Editor’s Note: This article was originally published by The Art Newspaper, an editorial partner of CNN Style.

Hundreds of people helped clean and restore a sculpture of a seated Black woman by the US artist Tschabalala Self, which was vandalized on May 15.

The ten-foot-tall bronze work entitled “Seated,” from 2022 — which has been temporarily installed outside the De La Warr Pavilion in Bexhill-on-Sea on England’s south coast (until October 29) — was defaced when “the perpetrator covered the entirety of the woman’s skin with white spray paint,” according to a statement from the pavilion. Volunteers were invited to “help remove the paint and bring the community together in an act of peaceful resistance.”

A pavilion spokesperson said that around 300 people subsequently attended. “We had to extend the event to make sure everyone who had been queuing could participate due to the high turnout,” the spokesperson said. Seated will continue to be restored professionally and will re-open on June 3.

Around 300 people turned up to help clean the sculpture, which will still need to undergo professional treatment.
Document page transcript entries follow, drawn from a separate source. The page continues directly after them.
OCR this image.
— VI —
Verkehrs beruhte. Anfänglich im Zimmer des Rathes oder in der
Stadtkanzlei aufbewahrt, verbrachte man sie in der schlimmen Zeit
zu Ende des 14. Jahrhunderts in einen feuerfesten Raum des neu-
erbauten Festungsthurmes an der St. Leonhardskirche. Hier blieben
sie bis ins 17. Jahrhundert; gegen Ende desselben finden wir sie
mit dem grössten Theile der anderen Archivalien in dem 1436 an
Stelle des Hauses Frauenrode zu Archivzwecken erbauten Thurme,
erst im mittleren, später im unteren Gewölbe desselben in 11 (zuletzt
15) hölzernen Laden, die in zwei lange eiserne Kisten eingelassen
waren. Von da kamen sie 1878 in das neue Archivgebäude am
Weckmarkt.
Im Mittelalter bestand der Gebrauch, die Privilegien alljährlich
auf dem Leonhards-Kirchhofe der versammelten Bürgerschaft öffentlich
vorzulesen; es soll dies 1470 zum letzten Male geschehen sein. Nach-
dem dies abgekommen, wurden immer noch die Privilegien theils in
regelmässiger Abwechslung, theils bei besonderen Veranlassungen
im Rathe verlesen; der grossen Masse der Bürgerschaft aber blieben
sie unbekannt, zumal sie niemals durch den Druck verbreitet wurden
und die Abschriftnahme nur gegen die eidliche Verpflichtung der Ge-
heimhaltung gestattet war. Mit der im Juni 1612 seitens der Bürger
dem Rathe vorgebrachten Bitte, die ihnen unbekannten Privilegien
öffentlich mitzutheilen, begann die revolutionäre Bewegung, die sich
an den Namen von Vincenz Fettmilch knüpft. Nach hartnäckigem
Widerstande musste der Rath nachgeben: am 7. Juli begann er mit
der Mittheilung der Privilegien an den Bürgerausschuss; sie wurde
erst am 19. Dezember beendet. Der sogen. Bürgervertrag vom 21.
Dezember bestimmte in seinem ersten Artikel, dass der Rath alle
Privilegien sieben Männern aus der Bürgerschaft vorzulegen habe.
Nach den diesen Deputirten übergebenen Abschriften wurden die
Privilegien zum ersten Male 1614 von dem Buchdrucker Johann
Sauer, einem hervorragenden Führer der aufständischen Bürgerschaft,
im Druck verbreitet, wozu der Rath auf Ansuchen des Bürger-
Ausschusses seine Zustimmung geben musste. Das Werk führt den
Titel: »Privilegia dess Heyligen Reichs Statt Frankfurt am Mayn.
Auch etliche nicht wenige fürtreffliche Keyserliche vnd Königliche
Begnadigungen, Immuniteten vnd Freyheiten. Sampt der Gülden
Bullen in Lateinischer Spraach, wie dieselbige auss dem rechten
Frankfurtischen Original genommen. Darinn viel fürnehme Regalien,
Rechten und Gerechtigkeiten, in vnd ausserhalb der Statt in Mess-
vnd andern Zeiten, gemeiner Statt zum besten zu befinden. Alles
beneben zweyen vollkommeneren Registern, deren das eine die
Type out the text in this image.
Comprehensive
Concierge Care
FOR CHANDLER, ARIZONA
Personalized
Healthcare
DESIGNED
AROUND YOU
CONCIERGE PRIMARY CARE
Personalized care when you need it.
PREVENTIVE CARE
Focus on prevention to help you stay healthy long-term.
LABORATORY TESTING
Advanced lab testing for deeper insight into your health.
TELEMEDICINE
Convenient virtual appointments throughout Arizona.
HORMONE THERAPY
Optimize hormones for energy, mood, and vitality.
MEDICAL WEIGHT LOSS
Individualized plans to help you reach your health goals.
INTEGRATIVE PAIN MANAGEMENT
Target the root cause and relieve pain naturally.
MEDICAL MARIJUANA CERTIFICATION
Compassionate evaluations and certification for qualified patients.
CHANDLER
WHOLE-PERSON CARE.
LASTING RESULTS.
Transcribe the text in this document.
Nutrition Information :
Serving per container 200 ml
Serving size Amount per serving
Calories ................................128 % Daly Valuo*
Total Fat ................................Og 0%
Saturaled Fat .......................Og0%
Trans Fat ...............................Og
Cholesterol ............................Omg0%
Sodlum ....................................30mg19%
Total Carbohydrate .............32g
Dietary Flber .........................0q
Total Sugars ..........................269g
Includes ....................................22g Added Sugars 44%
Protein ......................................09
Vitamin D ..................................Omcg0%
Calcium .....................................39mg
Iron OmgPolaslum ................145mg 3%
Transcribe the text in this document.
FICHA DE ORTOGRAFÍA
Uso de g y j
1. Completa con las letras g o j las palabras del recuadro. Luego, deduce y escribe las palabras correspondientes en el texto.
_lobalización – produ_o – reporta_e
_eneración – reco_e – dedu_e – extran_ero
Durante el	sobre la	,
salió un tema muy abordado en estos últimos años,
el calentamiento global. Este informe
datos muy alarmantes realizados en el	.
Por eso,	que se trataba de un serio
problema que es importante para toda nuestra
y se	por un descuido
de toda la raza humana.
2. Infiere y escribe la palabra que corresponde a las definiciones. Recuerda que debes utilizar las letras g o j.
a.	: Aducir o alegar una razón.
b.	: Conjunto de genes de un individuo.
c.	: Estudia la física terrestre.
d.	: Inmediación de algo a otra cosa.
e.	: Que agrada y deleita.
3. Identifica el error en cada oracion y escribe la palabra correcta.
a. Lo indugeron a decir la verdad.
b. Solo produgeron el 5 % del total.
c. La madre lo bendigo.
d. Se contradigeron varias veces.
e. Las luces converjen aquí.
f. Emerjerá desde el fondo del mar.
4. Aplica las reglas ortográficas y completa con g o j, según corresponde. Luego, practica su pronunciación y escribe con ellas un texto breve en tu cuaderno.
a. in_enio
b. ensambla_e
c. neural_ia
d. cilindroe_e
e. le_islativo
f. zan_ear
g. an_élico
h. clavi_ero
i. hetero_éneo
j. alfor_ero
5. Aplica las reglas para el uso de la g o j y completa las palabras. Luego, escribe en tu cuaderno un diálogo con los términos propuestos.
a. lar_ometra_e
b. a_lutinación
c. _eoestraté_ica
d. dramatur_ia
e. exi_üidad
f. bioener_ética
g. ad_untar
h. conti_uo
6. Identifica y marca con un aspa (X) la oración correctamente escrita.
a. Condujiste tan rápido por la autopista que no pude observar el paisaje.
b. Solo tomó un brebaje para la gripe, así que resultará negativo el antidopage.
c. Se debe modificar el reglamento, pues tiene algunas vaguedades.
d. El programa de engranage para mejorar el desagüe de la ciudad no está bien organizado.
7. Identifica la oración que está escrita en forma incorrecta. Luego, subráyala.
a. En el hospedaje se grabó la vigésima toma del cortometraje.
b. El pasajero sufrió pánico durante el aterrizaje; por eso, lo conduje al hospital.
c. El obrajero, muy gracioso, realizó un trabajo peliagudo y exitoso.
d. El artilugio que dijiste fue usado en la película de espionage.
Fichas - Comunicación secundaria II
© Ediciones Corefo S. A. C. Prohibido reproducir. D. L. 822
In a statement posted to Instagram, Self said: “I am very disheartened that my sculpture ‘Seated’ was targeted and attacked by vandals. Despite my disappointment I am not surprised as Black, female — and especially Black female bodies — are often targets for abuse. ‘Seated’ proudly represents the beauty of both blackness and femininity, and for these very reasons she has been harmed: covered by her assailant with white spray paint in a futile attempt to erase her color and, in my mind, her strength.”

She added: “I hope that the violence enacted on the sculpture illuminates the persistent issues plaguing the global West. Painting the skin of my sculpture white is an obscene act and I feel horribly for individuals in Bexhill-on-Sea for whom this event may have shocked or frightened.”

“Seated” was commissioned by the company Avant Arte and produced by the Madrid-based studio Factum Arte.

In a 2020 interview with The Art Newspaper, Self discussed her distinctive works depicting Black and predominantly female figures, which correspondent Louisa Buck wrote both “embrace and confound collective fantasies and assumptions surrounding the Black female body.”